Soupirant, le bleuté était à court d'arguments. Débattre avec le blond était inutile. Il s'affala dans sa chaise, et laissa le garçon faire ce qui lui chantait. Il commençait à en avoir assez d'être assis tout seul de toute façon, et Alois avait pris une chaise pour s'asseoir.
- Je m'ennuie, geint ce dernier.
- Alors retourne travailler, dit Ciel.
- J'veux pas ! Ça m'ennuie de parler avec des prostituées !
- Ce ne sont pas des prostituées, Alois...
- Oh, ouais... dit le blond, comme s'il comprenait ce que l'autre garçon voulait dire. Les prostituées sont payées. Je suppose que ce sont juste des garces.
Ciel couvrit sa bouche d'une main et essaya de se retenir de rire. Pourquoi ce blond était-il en mesure de le faire rire avec tant de facilité ? Il s'était d'une manière ou d'une autre frayé un chemin dans les fissures du cœur du bleuté, l'avait fait tomber amoureux de lui, et désormais Alois le faisait rire, et souvent. Le blond afficha un grand sourire en voyant la réaction qu'il avait provoqué chez le garçon.
- Pourquoi est-ce que tu retiens toujours ton rire ? Tu devrais rire plus souvent, dit Alois en se penchant sur la table afin de toucher son bras.
- Je ne sais plus. C'est juste ainsi, répondit le bleuté.
Auparavant, il aurait dit « qu'il avait oublié comment sourire », mais apparemment Alois lui avait rafraîchi la mémoire. C'était probablement ce qu'il restait de cette philosophie et sa grande fierté qui le rendaient incapable de rire sans mettre une main devant son visage, ou d'admettre passer du bon temps.
- Eh bien, arrête tes conneries, Phantomhive ! Qu'est-ce qui ne va pas chez toi ? plaisanta le blond, levant les bras en l'air.
- Tu sais exactement ce qui ne va pas chez moi, dit-il avec un léger sourire.
Il regarda derrière le blond et leva un sourcil.
Anastasia se trouvait derrière Alois, habillée en bonne, les bras croisés tout en arborant une expression qui ne disait rien de bon, exagérée au point où cela en était comique. Elle dirigea son irritation vers l'arrière du crâne du blond, qui n'avait étonnamment pas encore brûlé, et elle mit une main sur son épaule.
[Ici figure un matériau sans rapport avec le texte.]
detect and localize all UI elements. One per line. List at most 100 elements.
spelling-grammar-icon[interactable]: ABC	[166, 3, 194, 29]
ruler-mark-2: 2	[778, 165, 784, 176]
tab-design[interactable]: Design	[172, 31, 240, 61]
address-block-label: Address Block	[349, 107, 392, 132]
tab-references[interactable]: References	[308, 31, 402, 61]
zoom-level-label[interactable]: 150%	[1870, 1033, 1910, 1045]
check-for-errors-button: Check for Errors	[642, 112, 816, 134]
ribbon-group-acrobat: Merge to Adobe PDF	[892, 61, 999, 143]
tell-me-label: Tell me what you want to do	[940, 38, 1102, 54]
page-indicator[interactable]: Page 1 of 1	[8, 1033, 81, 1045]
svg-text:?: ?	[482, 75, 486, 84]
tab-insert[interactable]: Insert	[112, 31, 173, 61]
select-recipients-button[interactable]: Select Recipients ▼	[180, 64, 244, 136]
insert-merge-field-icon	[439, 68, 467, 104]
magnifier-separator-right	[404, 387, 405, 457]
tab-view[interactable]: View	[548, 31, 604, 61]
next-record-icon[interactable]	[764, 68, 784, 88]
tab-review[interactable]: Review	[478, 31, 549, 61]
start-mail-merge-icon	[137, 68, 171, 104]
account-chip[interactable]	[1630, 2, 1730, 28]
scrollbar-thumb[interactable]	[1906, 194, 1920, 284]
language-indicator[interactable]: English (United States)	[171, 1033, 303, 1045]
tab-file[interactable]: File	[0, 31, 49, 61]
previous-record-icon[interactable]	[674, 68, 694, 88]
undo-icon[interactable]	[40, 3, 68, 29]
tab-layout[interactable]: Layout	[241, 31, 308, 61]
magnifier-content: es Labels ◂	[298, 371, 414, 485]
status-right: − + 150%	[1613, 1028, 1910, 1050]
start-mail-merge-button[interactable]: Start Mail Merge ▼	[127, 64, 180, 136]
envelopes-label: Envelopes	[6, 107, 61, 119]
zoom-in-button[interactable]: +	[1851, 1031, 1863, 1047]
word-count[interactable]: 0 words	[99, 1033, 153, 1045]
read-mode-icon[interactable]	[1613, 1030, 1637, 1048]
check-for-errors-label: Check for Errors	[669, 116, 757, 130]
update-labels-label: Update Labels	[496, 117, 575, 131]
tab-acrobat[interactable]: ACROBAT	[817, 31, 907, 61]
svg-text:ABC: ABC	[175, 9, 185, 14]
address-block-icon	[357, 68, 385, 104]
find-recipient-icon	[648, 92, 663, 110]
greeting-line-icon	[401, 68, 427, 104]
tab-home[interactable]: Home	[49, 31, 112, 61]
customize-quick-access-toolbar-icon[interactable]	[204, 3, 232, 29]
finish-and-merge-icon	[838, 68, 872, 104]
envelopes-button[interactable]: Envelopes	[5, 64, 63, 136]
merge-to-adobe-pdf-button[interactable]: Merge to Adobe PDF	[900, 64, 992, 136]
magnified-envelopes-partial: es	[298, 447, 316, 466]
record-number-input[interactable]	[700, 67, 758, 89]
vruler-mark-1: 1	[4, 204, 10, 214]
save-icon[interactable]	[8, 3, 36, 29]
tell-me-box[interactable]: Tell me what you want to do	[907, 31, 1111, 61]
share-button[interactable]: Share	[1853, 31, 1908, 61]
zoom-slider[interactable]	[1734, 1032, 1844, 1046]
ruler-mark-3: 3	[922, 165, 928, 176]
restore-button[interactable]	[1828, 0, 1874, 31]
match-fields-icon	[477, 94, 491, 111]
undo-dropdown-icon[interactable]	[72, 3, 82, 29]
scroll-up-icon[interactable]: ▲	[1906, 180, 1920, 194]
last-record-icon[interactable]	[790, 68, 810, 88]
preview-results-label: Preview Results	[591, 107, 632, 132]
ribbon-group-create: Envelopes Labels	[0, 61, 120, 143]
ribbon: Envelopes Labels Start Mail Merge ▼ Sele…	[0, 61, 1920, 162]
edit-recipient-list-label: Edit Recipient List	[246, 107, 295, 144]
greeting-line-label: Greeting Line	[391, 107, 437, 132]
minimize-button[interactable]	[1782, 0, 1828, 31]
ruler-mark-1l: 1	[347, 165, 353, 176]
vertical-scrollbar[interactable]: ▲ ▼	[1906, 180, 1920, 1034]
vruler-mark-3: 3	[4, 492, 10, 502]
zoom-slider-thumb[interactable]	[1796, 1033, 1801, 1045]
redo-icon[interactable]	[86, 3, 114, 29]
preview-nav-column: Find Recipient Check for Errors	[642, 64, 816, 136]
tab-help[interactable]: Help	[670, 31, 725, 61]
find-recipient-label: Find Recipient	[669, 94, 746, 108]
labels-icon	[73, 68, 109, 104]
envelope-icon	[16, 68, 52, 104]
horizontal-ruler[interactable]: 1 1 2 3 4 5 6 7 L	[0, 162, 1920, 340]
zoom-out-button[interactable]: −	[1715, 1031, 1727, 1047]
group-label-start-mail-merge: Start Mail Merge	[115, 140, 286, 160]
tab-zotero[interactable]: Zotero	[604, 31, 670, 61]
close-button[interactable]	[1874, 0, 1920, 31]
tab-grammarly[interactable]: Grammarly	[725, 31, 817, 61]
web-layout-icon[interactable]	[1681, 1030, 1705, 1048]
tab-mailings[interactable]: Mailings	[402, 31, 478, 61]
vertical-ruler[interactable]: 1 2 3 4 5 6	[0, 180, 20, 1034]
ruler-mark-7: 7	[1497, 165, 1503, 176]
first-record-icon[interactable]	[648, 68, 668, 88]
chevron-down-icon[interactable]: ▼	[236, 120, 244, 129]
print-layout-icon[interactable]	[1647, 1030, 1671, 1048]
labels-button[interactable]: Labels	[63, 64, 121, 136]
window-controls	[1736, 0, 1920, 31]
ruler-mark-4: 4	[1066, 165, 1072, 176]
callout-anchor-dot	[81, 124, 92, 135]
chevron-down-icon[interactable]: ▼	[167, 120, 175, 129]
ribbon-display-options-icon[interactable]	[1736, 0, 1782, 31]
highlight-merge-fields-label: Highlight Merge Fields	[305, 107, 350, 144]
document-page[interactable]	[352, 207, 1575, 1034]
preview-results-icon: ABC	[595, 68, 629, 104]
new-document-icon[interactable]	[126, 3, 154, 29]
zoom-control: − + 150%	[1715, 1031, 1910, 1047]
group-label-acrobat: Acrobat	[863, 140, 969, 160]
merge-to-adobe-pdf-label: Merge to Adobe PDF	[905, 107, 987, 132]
- Alois, qu'est-ce que tu fais ?! demanda-t-elle. RETOURNE TRAVAILLER !
Elle pinça l'oreille du blond et le força à se lever.
- Aïe, aïe, aïe, AÏE ! dit le blond alors qu'on le tirait par l'oreille. Attends-moi, mon amouuuur ! cria-t-il au bleuté.
Cette fois, Ciel ria sans mettre sa main devant sa bouche. Oui, il y avait du progrès.